Una testimonianza sulla "clausola di gravidanza" della Rai. Una giornalista scientifica, da anni collaboratrice con viale Mazzini, Silvia Bencivelli nel suo blog puntualizza due cose segnalando di aver firmato per anni quei contratti. La prima:
l'ingiustizia sta nel fatto che il contratto firmato dai collaboratori come collaboratori esterni cozza con la realtà perché lavorano come i dipendenti senza averne i diritti. La seconda: la clausola investe anche chi si ammala o si infortuna, non solo le donne.
«Il problema vero - scrive la giornalista nel suo blog - è che quel contratto è un finto contratto libero professionale. Perché il lavoratore Rai che firma i contratti di consulenza (sia giornalista o meno, in senso tecnico) in molti casi (non sempre) lavora con orari e mansioni da dipendente.

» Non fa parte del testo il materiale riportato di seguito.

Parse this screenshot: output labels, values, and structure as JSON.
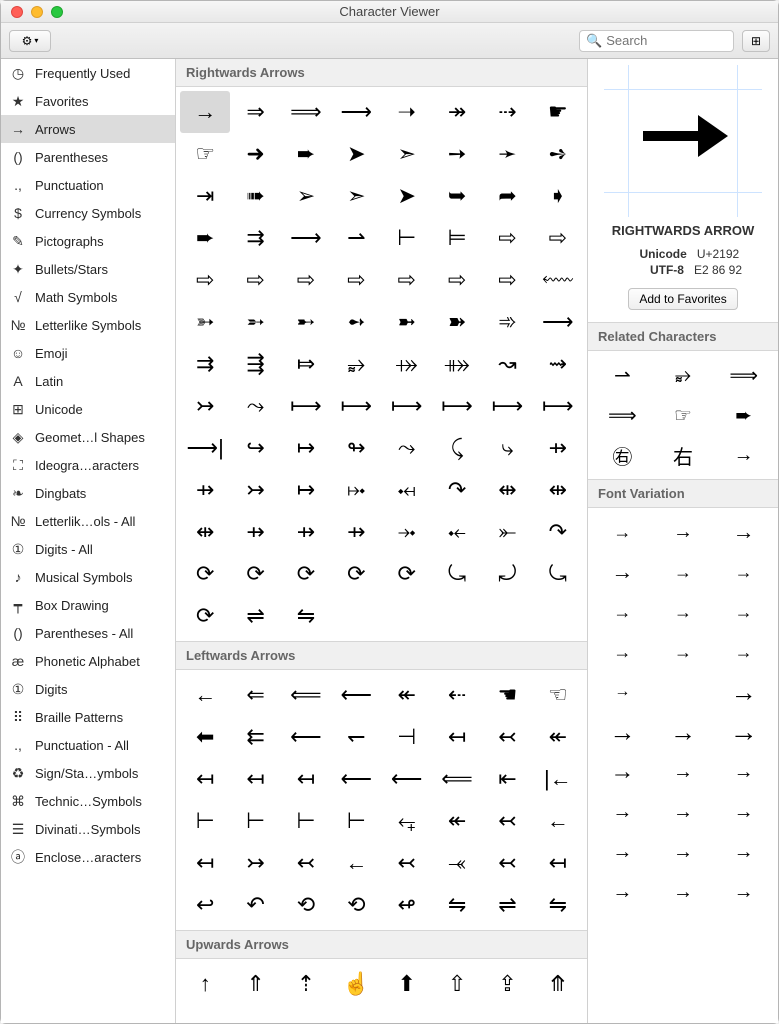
{
  "window": {
    "title": "Character Viewer"
  },
  "search": {
    "placeholder": "Search"
  },
  "sidebar": {
    "items": [
      {
        "icon": "◷",
        "label": "Frequently Used"
      },
      {
        "icon": "★",
        "label": "Favorites"
      },
      {
        "icon": "→",
        "label": "Arrows",
        "selected": true
      },
      {
        "icon": "()",
        "label": "Parentheses"
      },
      {
        "icon": ".,",
        "label": "Punctuation"
      },
      {
        "icon": "$",
        "label": "Currency Symbols"
      },
      {
        "icon": "✎",
        "label": "Pictographs"
      },
      {
        "icon": "✦",
        "label": "Bullets/Stars"
      },
      {
        "icon": "√",
        "label": "Math Symbols"
      },
      {
        "icon": "№",
        "label": "Letterlike Symbols"
      },
      {
        "icon": "☺",
        "label": "Emoji"
      },
      {
        "icon": "A",
        "label": "Latin"
      },
      {
        "icon": "⊞",
        "label": "Unicode"
      },
      {
        "icon": "◈",
        "label": "Geomet…l Shapes"
      },
      {
        "icon": "⛶",
        "label": "Ideogra…aracters"
      },
      {
        "icon": "❧",
        "label": "Dingbats"
      },
      {
        "icon": "№",
        "label": "Letterlik…ols - All"
      },
      {
        "icon": "①",
        "label": "Digits - All"
      },
      {
        "icon": "♪",
        "label": "Musical Symbols"
      },
      {
        "icon": "┯",
        "label": "Box Drawing"
      },
      {
        "icon": "()",
        "label": "Parentheses - All"
      },
      {
        "icon": "æ",
        "label": "Phonetic Alphabet"
      },
      {
        "icon": "①",
        "label": "Digits"
      },
      {
        "icon": "⠿",
        "label": "Braille Patterns"
      },
      {
        "icon": ".,",
        "label": "Punctuation - All"
      },
      {
        "icon": "♻",
        "label": "Sign/Sta…ymbols"
      },
      {
        "icon": "⌘",
        "label": "Technic…Symbols"
      },
      {
        "icon": "☰",
        "label": "Divinati…Symbols"
      },
      {
        "icon": "ⓐ",
        "label": "Enclose…aracters"
      }
    ]
  },
  "sections": [
    {
      "title": "Rightwards Arrows",
      "chars": [
        "→",
        "⇒",
        "⟹",
        "⟶",
        "➝",
        "↠",
        "⇢",
        "☛",
        "☞",
        "➜",
        "➨",
        "➤",
        "➣",
        "➙",
        "➛",
        "➺",
        "⇥",
        "➠",
        "➢",
        "➣",
        "➤",
        "➥",
        "➦",
        "➧",
        "➨",
        "⇉",
        "⟶",
        "⇀",
        "⊢",
        "⊨",
        "⇨",
        "⇨",
        "⇨",
        "⇨",
        "⇨",
        "⇨",
        "⇨",
        "⇨",
        "⇨",
        "⬳",
        "➳",
        "➵",
        "➸",
        "➻",
        "➼",
        "➽",
        "➾",
        "⟶",
        "⇉",
        "⇶",
        "⤇",
        "⥵",
        "⤀",
        "⤁",
        "↝",
        "⇝",
        "↣",
        "⤳",
        "⟼",
        "⟼",
        "⟼",
        "⟼",
        "⟼",
        "⟼",
        "⟶|",
        "↪",
        "↦",
        "↬",
        "⤳",
        "⤹",
        "⤷",
        "⇸",
        "⇸",
        "↣",
        "↦",
        "⤠",
        "⤟",
        "↷",
        "⇹",
        "⇹",
        "⇹",
        "⇸",
        "⇸",
        "⇸",
        "⤞",
        "⤝",
        "⤜",
        "↷",
        "⟳",
        "⟳",
        "⟳",
        "⟳",
        "⟳",
        "⤿",
        "⤾",
        "⤿",
        "⟳",
        "⇌",
        "⇋"
      ]
    },
    {
      "title": "Leftwards Arrows",
      "chars": [
        "←",
        "⇐",
        "⟸",
        "⟵",
        "↞",
        "⇠",
        "☚",
        "☜",
        "⬅",
        "⇇",
        "⟵",
        "↽",
        "⊣",
        "↤",
        "↢",
        "↞",
        "↤",
        "↤",
        "↤",
        "⟵",
        "⟵",
        "⟸",
        "⇤",
        "|←",
        "⊢",
        "⊢",
        "⊢",
        "⊢",
        "⥆",
        "↞",
        "↢",
        "←",
        "↤",
        "↣",
        "↢",
        "←",
        "↢",
        "⤛",
        "↢",
        "↤",
        "↩",
        "↶",
        "⟲",
        "⟲",
        "↫",
        "⇋",
        "⇌",
        "⇋"
      ]
    },
    {
      "title": "Upwards Arrows",
      "chars": [
        "↑",
        "⇑",
        "⇡",
        "☝",
        "⬆",
        "⇧",
        "⇪",
        "⤊"
      ]
    }
  ],
  "inspector": {
    "char": "➡",
    "name": "RIGHTWARDS ARROW",
    "meta": [
      {
        "k": "Unicode",
        "v": "U+2192"
      },
      {
        "k": "UTF-8",
        "v": "E2 86 92"
      }
    ],
    "add_fav": "Add to Favorites",
    "related_title": "Related Characters",
    "related": [
      "⇀",
      "⥵",
      "⟹",
      "⟹",
      "☞",
      "➨",
      "㊨",
      "右",
      "→"
    ],
    "fontvar_title": "Font Variation",
    "fontvars": [
      "→",
      "→",
      "→",
      "→",
      "→",
      "→",
      "→",
      "→",
      "→",
      "→",
      "→",
      "→",
      "→",
      "",
      "→",
      "→",
      "→",
      "→",
      "→",
      "→",
      "→",
      "→",
      "→",
      "→",
      "→",
      "→",
      "→",
      "→",
      "→",
      "→"
    ]
  }
}
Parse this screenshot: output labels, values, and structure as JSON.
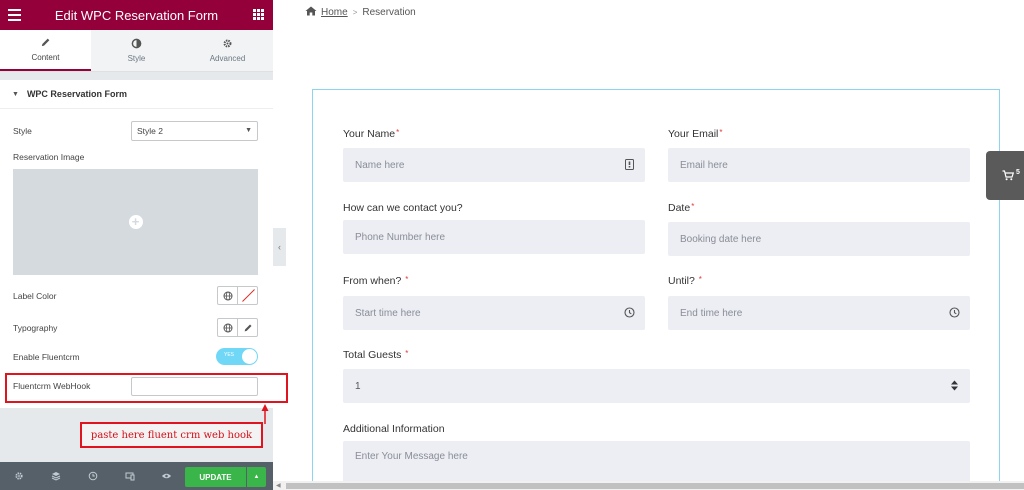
{
  "panel": {
    "title": "Edit WPC Reservation Form",
    "tabs": [
      {
        "label": "Content",
        "icon": "pencil-icon",
        "active": true
      },
      {
        "label": "Style",
        "icon": "half-circle-icon",
        "active": false
      },
      {
        "label": "Advanced",
        "icon": "gear-icon",
        "active": false
      }
    ],
    "section_title": "WPC Reservation Form",
    "controls": {
      "style_label": "Style",
      "style_value": "Style 2",
      "image_label": "Reservation Image",
      "label_color_label": "Label Color",
      "typography_label": "Typography",
      "fluentcrm_label": "Enable Fluentcrm",
      "fluentcrm_toggle": "YES",
      "webhook_label": "Fluentcrm WebHook",
      "webhook_value": ""
    },
    "annotation": "paste here fluent crm web hook",
    "footer": {
      "update_label": "UPDATE",
      "icons": [
        "settings-icon",
        "layers-icon",
        "history-icon",
        "responsive-icon",
        "preview-icon"
      ]
    }
  },
  "breadcrumb": {
    "home": "Home",
    "current": "Reservation"
  },
  "form": {
    "name_label": "Your Name",
    "name_placeholder": "Name here",
    "email_label": "Your Email",
    "email_placeholder": "Email here",
    "contact_label": "How can we contact you?",
    "contact_placeholder": "Phone Number here",
    "date_label": "Date",
    "date_placeholder": "Booking date here",
    "from_label": "From when?",
    "from_placeholder": "Start time here",
    "until_label": "Until?",
    "until_placeholder": "End time here",
    "guests_label": "Total Guests",
    "guests_value": "1",
    "info_label": "Additional Information",
    "info_placeholder": "Enter Your Message here",
    "required_mark": "*"
  },
  "cart": {
    "count": "5"
  },
  "colors": {
    "panel_header": "#93003a",
    "update_button": "#39b54a",
    "toggle_on": "#71d7f7",
    "annotation_red": "#e0141e",
    "field_bg": "#eceef4"
  }
}
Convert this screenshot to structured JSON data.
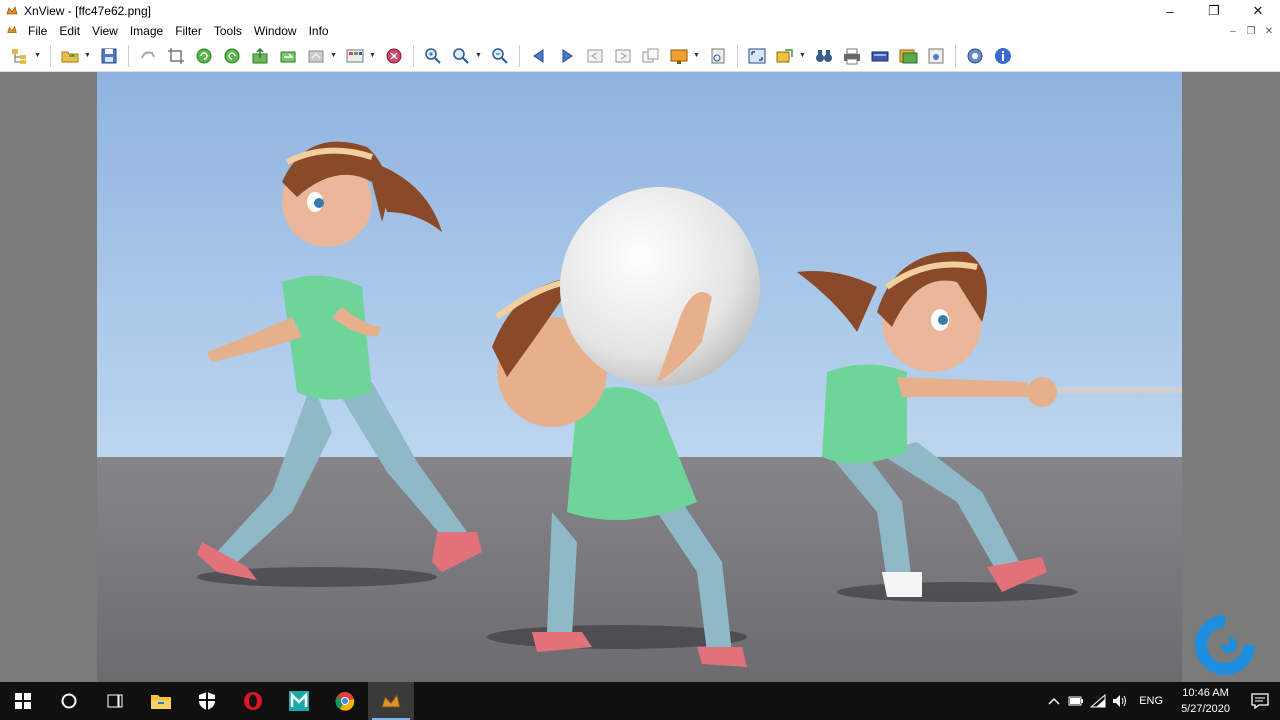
{
  "window": {
    "title": "XnView - [ffc47e62.png]",
    "controls": {
      "minimize": "–",
      "restore": "❐",
      "close": "✕"
    }
  },
  "menu": {
    "items": [
      "File",
      "Edit",
      "View",
      "Image",
      "Filter",
      "Tools",
      "Window",
      "Info"
    ],
    "doc_controls": {
      "minimize": "–",
      "restore": "❐",
      "close": "✕"
    }
  },
  "toolbar": {
    "buttons": [
      "browser-tree-icon",
      "open-folder-icon",
      "save-icon",
      "undo-icon",
      "crop-icon",
      "rotate-left-icon",
      "rotate-right-icon",
      "export-icon",
      "send-icon",
      "web-export-icon",
      "adjust-icon",
      "slideshow-icon",
      "zoom-in-icon",
      "zoom-icon",
      "zoom-out-icon",
      "previous-icon",
      "next-icon",
      "first-icon",
      "last-icon",
      "fit-icon",
      "set-wallpaper-icon",
      "capture-icon",
      "fullscreen-icon",
      "convert-icon",
      "binoculars-icon",
      "print-icon",
      "scan-icon",
      "slideshow-window-icon",
      "screenshot-icon",
      "settings-icon",
      "about-icon"
    ]
  },
  "viewer": {
    "image_description_icon": "picture",
    "background": "#7b7b7b"
  },
  "taskbar": {
    "apps": [
      "start-icon",
      "cortana-icon",
      "task-view-icon",
      "file-explorer-icon",
      "security-icon",
      "opera-icon",
      "maya-icon",
      "chrome-icon",
      "xnview-icon"
    ],
    "language": "ENG",
    "time": "10:46 AM",
    "date": "5/27/2020"
  }
}
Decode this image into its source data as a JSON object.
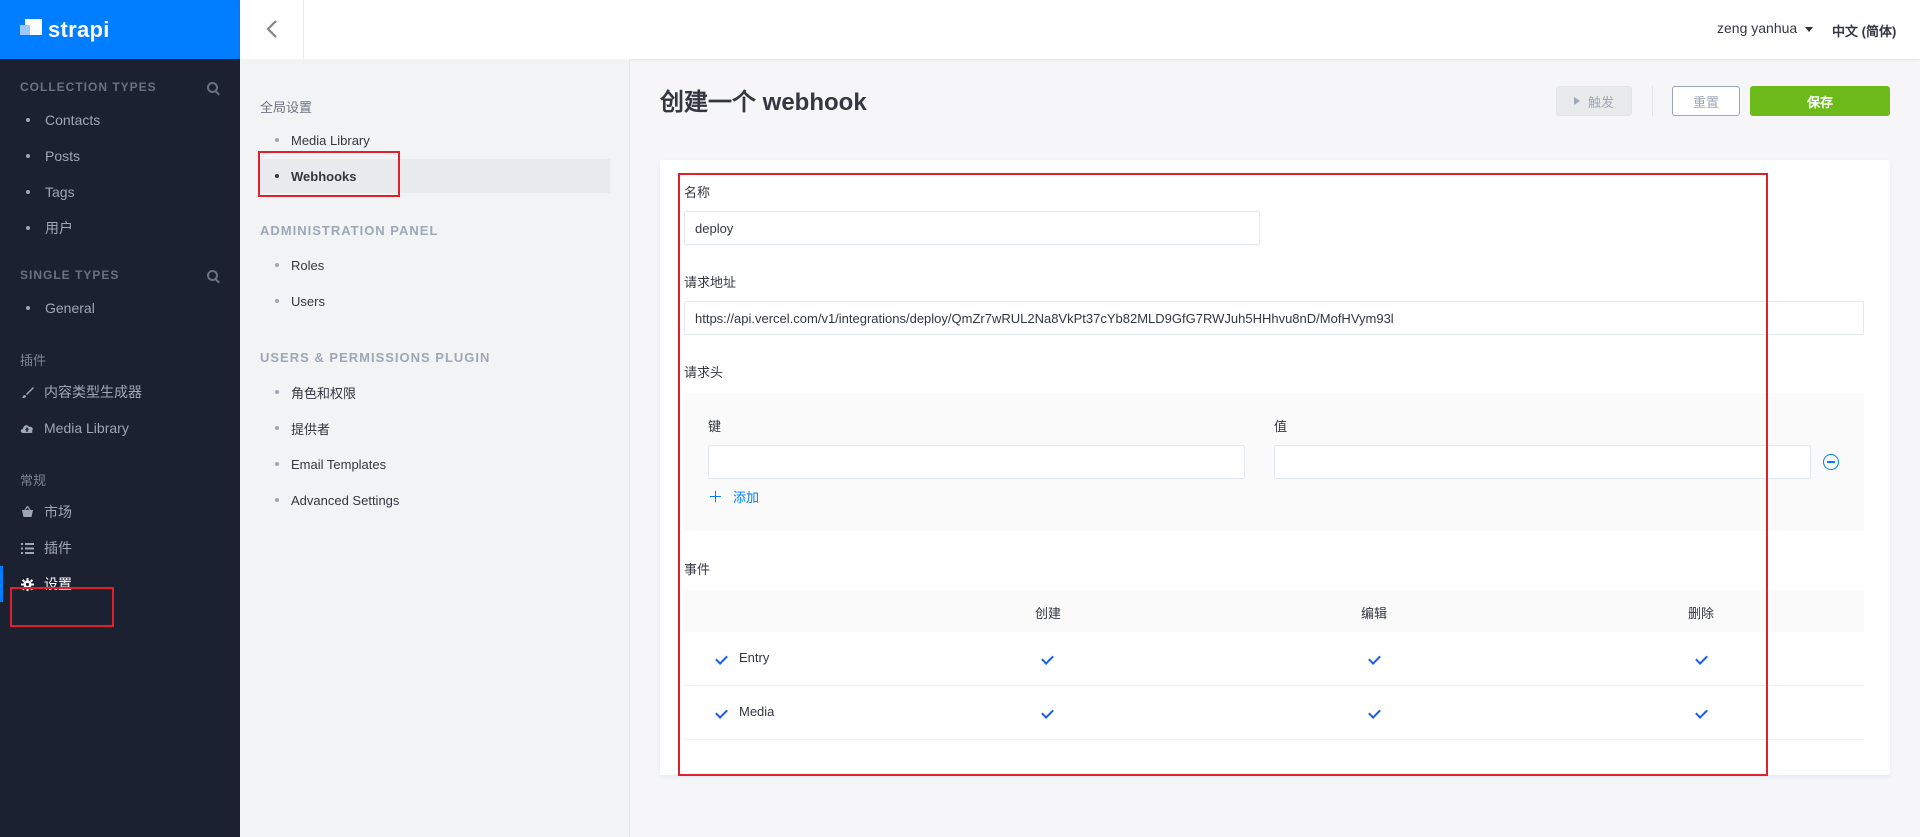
{
  "brand": {
    "name": "strapi"
  },
  "leftnav": {
    "collection_types": {
      "heading": "COLLECTION TYPES",
      "items": [
        "Contacts",
        "Posts",
        "Tags",
        "用户"
      ]
    },
    "single_types": {
      "heading": "SINGLE TYPES",
      "items": [
        "General"
      ]
    },
    "plugins": {
      "heading": "插件",
      "items": [
        {
          "label": "内容类型生成器",
          "icon": "brush-icon"
        },
        {
          "label": "Media Library",
          "icon": "cloud-upload-icon"
        }
      ]
    },
    "general": {
      "heading": "常规",
      "items": [
        {
          "label": "市场",
          "icon": "basket-icon"
        },
        {
          "label": "插件",
          "icon": "list-icon"
        },
        {
          "label": "设置",
          "icon": "gear-icon",
          "active": true
        }
      ]
    }
  },
  "topbar": {
    "user": "zeng yanhua",
    "language": "中文 (简体)"
  },
  "subnav": {
    "global": {
      "heading": "全局设置",
      "items": [
        "Media Library",
        "Webhooks"
      ],
      "active": "Webhooks"
    },
    "admin": {
      "heading": "ADMINISTRATION PANEL",
      "items": [
        "Roles",
        "Users"
      ]
    },
    "users_permissions": {
      "heading": "USERS & PERMISSIONS PLUGIN",
      "items": [
        "角色和权限",
        "提供者",
        "Email Templates",
        "Advanced Settings"
      ]
    }
  },
  "main": {
    "title": "创建一个 webhook",
    "buttons": {
      "trigger": "触发",
      "reset": "重置",
      "save": "保存"
    },
    "form": {
      "name_label": "名称",
      "name_value": "deploy",
      "url_label": "请求地址",
      "url_value": "https://api.vercel.com/v1/integrations/deploy/QmZr7wRUL2Na8VkPt37cYb82MLD9GfG7RWJuh5HHhvu8nD/MofHVym93l",
      "headers_label": "请求头",
      "key_label": "键",
      "value_label": "值",
      "add_label": "添加",
      "events_label": "事件",
      "event_columns": [
        "创建",
        "编辑",
        "删除"
      ],
      "event_rows": [
        {
          "label": "Entry",
          "all": true,
          "create": true,
          "update": true,
          "delete": true
        },
        {
          "label": "Media",
          "all": true,
          "create": true,
          "update": true,
          "delete": true
        }
      ]
    }
  },
  "colors": {
    "brand": "#007eff",
    "nav_bg": "#1b2130",
    "save": "#6dbb1a",
    "highlight": "#e0202a"
  }
}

Questo rende la clausola di cui stiamo parlando profondamente ingiusta. Ma solo questo. Ed è qui il busillis». Perché molti di loro - scrive - «effettivamente entrano al mattino ed escono alla sera, come se fossero dipendenti senza diritti».
A questa precisazione la giornalista ne aggiunge una seconda: «Quella clausola parla anche di malattia e di infortunio. Non è questione di sessismo. Non è la gravidanza “vista come una malattia”. Credo che ci sia molto da arrabbiarsi e molto da lottare. Ma attenti a non confondere le idee».